North Korea warns South Korea over anti-Pyongyang leaflets

By Kwang-tae Kim, AP
Saturday, April 10, 2010

NKorea warns SKorea over anti-Pyongayng leaflets

SEOUL, South Korea — North Korea’s military warned South Koreans on Saturday to stop floating leaflets over the border that criticize the isolated regime, threatening decisive action if the propaganda continues.

The military also claimed in a message to Seoul’s military that South Koreans who cross the border into the North for joint projects were waging a psychological campaign to discredit Pyongyang.

The two Koreas agreed in 2004 to end decades of propaganda — carried in radio broadcasts or leaflets sent over their militarized border or blared on loudspeakers — as part of reconciliation on the divided peninsula.

Still, activists and some North Korean defectors living in the South continue to send balloons into the North with messages — and sometimes $1 bills — condemning North Korean leader Kim Jong Il and his communist regime.

North Korea’s government is intolerant of any criticism of Kim, an authoritarian leader who is the subject of a cult of personality.

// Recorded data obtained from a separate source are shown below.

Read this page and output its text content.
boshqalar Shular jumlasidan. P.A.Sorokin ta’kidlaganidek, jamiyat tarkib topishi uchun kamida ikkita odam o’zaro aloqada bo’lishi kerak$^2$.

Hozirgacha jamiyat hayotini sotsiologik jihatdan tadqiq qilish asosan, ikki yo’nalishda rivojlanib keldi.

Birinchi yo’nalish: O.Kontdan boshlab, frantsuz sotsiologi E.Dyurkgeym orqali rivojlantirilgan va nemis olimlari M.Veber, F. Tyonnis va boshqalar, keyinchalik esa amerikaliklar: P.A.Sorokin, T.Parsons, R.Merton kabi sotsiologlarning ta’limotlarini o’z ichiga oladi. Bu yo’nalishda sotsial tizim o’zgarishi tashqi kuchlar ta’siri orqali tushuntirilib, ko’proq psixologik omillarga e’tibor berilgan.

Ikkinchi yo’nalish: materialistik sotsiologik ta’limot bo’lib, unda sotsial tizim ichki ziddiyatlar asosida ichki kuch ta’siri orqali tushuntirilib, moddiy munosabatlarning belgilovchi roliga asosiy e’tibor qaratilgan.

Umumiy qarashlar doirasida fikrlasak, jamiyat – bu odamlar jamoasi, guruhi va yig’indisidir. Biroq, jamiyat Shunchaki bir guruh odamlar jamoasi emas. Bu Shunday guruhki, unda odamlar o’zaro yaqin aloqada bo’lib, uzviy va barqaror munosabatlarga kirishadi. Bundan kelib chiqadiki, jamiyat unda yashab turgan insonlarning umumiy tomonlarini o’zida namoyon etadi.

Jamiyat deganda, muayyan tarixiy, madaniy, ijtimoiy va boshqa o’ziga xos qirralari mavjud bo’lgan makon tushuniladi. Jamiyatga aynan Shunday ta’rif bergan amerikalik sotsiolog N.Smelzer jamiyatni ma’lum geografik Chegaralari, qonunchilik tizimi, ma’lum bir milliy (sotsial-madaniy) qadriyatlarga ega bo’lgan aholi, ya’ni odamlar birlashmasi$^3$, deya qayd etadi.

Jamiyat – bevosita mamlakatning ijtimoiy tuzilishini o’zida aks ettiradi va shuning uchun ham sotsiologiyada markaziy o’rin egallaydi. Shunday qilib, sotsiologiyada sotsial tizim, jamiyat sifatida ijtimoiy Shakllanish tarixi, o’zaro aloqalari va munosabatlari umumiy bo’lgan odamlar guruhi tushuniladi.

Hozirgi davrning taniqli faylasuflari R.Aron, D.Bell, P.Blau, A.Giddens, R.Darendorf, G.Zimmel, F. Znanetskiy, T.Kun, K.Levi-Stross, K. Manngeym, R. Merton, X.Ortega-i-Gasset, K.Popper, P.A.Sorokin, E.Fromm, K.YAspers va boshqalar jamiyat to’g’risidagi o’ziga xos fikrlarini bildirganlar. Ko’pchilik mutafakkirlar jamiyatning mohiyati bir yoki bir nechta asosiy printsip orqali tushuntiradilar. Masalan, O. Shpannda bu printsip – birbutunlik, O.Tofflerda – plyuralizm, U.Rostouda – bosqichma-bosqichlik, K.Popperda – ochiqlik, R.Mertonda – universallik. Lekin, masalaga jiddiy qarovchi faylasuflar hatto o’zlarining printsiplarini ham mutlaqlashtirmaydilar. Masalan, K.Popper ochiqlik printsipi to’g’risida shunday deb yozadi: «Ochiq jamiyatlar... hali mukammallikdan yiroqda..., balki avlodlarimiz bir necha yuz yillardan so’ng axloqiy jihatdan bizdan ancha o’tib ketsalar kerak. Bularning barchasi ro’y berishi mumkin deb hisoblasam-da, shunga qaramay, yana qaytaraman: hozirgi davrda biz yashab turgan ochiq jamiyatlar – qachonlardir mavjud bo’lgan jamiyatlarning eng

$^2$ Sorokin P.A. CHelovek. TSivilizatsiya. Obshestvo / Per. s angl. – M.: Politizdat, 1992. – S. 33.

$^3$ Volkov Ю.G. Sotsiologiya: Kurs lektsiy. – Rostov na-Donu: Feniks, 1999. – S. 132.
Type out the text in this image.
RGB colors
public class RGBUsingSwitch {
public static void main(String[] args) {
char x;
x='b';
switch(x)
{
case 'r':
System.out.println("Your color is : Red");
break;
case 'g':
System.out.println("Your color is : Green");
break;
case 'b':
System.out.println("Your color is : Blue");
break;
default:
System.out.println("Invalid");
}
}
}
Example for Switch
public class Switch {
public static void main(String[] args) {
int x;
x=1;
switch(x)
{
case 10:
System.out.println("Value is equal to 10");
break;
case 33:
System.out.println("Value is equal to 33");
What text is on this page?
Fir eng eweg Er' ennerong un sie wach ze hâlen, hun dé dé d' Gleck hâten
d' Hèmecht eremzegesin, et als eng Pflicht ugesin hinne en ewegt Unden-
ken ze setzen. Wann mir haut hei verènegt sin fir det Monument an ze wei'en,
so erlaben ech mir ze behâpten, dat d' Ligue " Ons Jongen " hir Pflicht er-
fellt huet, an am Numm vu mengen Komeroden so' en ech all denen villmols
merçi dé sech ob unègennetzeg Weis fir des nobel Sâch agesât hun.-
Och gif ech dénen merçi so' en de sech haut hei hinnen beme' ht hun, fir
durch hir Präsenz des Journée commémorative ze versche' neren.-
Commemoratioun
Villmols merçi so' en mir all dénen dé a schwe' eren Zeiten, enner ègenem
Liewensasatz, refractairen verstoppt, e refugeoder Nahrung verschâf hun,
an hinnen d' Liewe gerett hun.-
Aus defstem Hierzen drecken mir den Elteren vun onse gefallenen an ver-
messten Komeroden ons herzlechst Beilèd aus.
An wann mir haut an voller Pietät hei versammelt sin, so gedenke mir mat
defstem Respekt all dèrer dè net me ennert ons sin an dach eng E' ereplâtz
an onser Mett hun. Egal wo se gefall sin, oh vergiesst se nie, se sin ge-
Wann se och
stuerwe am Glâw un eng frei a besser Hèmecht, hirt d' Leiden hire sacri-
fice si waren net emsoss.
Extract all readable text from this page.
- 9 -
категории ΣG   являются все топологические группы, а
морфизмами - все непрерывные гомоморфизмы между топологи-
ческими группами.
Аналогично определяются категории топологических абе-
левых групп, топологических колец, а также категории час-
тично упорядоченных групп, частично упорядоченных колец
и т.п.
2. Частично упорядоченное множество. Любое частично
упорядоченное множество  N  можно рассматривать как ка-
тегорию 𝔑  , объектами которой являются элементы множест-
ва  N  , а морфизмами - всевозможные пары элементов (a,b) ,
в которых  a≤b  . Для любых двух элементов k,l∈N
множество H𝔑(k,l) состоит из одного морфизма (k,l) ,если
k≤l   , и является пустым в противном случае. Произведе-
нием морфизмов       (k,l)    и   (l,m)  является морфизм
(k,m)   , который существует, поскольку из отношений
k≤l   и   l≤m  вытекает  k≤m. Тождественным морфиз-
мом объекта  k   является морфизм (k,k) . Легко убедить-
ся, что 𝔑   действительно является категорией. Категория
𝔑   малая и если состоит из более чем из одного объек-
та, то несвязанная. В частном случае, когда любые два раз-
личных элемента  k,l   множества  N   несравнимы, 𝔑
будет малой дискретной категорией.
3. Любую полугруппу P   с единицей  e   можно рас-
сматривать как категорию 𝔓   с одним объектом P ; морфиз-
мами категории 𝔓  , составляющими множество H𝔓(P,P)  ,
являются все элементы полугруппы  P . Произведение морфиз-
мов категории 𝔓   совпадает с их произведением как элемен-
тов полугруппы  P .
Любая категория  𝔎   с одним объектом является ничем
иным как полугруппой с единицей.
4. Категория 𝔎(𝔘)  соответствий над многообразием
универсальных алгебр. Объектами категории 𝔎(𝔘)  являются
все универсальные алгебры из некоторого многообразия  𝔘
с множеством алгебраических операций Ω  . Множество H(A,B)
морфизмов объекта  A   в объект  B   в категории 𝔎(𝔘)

In recent years, the North has demanded that Seoul stop propaganda campaigns. South Korea’s conservative government has asked the activists to stop sending leaflets, but says they are not breaking any laws and so it cannot prosecute them.

The North Korean military will take “decisive measures soon unless the South side takes an understandable measure for discontinuing the despicable psychological smear campaign and formally notifies the North side of it.”

The message, carried by the North’s official Korean Central News Agency, did not elaborate, but it indicated the North may not guarantee the safety of South Koreans who pass through the tense border to work at joint projects.

A South Korean Defense Ministry spokesman was not immediately available for comment.

The warning came two days after North Korea announced it would drop South Korea as a partner in Diamond Mountain, a joint tourism project seen as a symbol of reconciliation.

Inter-Korean relations have strained since South Korea’s conservative President Lee Myung-bak took office in 2008 pledging to take a harder line with its communist neighbor.